Dr. Nellis conducted a consultative psychological examination of Plaintiff. (Tr. 2187-98). Following an interview and testing, as to understanding and memory, she concluded Plaintiff “would be able to understand most verbal instructions, but would have difficulty remembering information or work-like procedures that were complex.” Id. at 2197. She noted “information presented in a visual context would be difficult for him to remember or understand.” Id. She further noted he suffered “visual spatial difficulties.” Id. The ALJ summarized her opinion (Tr. 22) and later noted he found her opinion persuasive (Tr. 28). Notably, the RFC limited Plaintiff to inter alia, (1) no hazards, (2) “simple, routine, and repetitive tasks in a work environment free from past-paced production requirements”; and (3) “few, if any, workplace changes”. (Tr. 24). The ALJ
further noted these restrictions were supported by the state agency psychological consultative physician opinions. See Tr. 27. To the extent Dr. Nellis’s opinion can be read to support greater limitations, as Plaintiff asserts, the Court notes an ALJ is not required to adopt an entire opinion, even one he finds persuasive. See Borger v. Comm’r of Soc. Sec., 2021 WL 6297536, at *9 (N.D. Ohio) (“[A]n ALJ need not “adopt all opined limitations, even if he finds the opinion persuasive.”) (citing Reeves v. Comm’r of Soc. Sec., 618 F. App’x 267, 275 (6th Cir. 2015)). The Court finds no error in the ALJ’s evaluation of Dr. Nellis’s opinion.

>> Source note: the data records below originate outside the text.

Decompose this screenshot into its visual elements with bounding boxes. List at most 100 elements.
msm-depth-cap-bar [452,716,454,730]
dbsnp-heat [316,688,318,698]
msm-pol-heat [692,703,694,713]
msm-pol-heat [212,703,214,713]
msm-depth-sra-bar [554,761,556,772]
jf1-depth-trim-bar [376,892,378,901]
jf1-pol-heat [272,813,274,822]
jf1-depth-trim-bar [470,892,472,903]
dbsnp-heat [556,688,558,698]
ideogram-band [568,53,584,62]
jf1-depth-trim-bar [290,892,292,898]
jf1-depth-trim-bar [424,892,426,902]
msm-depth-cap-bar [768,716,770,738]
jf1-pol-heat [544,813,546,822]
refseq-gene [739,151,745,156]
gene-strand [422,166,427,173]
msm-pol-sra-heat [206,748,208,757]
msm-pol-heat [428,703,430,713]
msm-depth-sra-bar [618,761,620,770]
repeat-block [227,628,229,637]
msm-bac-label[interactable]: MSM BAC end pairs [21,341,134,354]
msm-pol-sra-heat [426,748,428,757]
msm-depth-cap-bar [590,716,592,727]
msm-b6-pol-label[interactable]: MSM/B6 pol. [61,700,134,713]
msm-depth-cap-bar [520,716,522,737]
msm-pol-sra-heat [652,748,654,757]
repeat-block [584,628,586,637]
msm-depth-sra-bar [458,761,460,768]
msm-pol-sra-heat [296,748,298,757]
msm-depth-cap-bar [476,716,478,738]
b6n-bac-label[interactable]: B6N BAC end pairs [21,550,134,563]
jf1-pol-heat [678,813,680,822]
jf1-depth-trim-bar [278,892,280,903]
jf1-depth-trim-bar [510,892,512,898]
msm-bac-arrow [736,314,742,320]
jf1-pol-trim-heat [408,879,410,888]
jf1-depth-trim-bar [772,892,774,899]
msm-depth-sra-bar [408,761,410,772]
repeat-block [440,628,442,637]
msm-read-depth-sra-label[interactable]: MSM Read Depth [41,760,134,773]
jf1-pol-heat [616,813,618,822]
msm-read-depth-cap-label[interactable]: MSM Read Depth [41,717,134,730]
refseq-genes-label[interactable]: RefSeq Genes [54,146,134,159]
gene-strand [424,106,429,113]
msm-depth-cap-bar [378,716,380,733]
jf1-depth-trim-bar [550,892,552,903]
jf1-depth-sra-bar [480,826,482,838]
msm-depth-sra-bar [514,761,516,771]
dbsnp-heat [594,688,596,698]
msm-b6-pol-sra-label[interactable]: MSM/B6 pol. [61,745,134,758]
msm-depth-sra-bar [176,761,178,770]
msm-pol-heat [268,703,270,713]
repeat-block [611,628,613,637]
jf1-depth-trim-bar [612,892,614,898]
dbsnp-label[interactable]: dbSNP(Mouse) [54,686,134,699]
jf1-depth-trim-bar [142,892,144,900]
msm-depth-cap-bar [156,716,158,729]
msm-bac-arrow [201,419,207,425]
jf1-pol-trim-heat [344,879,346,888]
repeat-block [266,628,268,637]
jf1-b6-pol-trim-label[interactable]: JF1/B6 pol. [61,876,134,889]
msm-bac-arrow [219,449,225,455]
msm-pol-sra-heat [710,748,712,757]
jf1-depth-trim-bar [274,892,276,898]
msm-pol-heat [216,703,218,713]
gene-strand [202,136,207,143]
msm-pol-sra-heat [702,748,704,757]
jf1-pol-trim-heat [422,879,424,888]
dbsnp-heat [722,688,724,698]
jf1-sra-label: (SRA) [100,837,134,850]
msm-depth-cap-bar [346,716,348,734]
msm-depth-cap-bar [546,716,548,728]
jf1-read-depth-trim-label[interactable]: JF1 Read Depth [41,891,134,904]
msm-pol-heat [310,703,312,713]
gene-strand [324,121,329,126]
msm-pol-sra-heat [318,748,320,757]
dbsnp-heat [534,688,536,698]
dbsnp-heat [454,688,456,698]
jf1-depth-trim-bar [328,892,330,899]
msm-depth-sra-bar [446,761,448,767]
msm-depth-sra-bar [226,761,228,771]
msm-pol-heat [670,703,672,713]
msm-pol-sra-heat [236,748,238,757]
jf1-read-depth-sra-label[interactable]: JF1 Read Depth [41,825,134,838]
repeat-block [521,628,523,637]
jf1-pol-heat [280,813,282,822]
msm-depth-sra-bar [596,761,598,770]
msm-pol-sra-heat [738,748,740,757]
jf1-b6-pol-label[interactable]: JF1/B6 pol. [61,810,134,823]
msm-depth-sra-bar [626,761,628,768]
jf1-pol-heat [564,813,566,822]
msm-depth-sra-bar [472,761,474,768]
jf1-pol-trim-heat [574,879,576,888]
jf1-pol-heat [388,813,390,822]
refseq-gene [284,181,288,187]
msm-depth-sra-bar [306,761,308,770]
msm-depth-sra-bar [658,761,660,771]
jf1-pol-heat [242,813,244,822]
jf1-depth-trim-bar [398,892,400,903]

Upon de novo review, the Court agrees with the R&R’s conclusion that Plaintiff has not pointed to reversible error in the ALJ’s decision. Although Plaintiff can point to evidence in the record supporting his contention that he is more limited than the ALJ determined, that is not the question before the Court. “The findings of the Commissioner are not subject to reversal merely because there exists in the record substantial evidence to support a different conclusion.” Buxton
v. Halter, 246 F.3d 762, 772 (6th Cir. 2001). The Court finds Plaintiff’s argument is, in essence, a request that the Court reweigh the evidence presented at the administrative level and reach a different conclusion. But this the Court cannot do. See Haun v. Comm’r of Soc. Sec., 107 F. App’x 462, 465 (6th Cir. 2004) (“We may not reweigh conflicting evidence on appeal, but instead must affirm [the ALJ’s] decision because substantial evidence supports it.”). This is because there is a “zone of choice” within which the Commissioner can act without fear of court interference. Mullen v. Bowen, 800 F.2d 535, 545 (6th Cir. 1986). Substantial evidence supports the ALJ’s RFC determination (and thus the VE question based thereon), and as such, the Commissioner’s decision falls within that “zone of choice”.
CONCLUSION For the foregoing reasons, Plaintiff’s objections are OVERRULED, Judge Grimes’s R&R (Doc. 15) is ADOPTED as the Order of this Court as supplemented herein, and the Commissioner’s decision is AFFIRMED. IT IS SO ORDERED.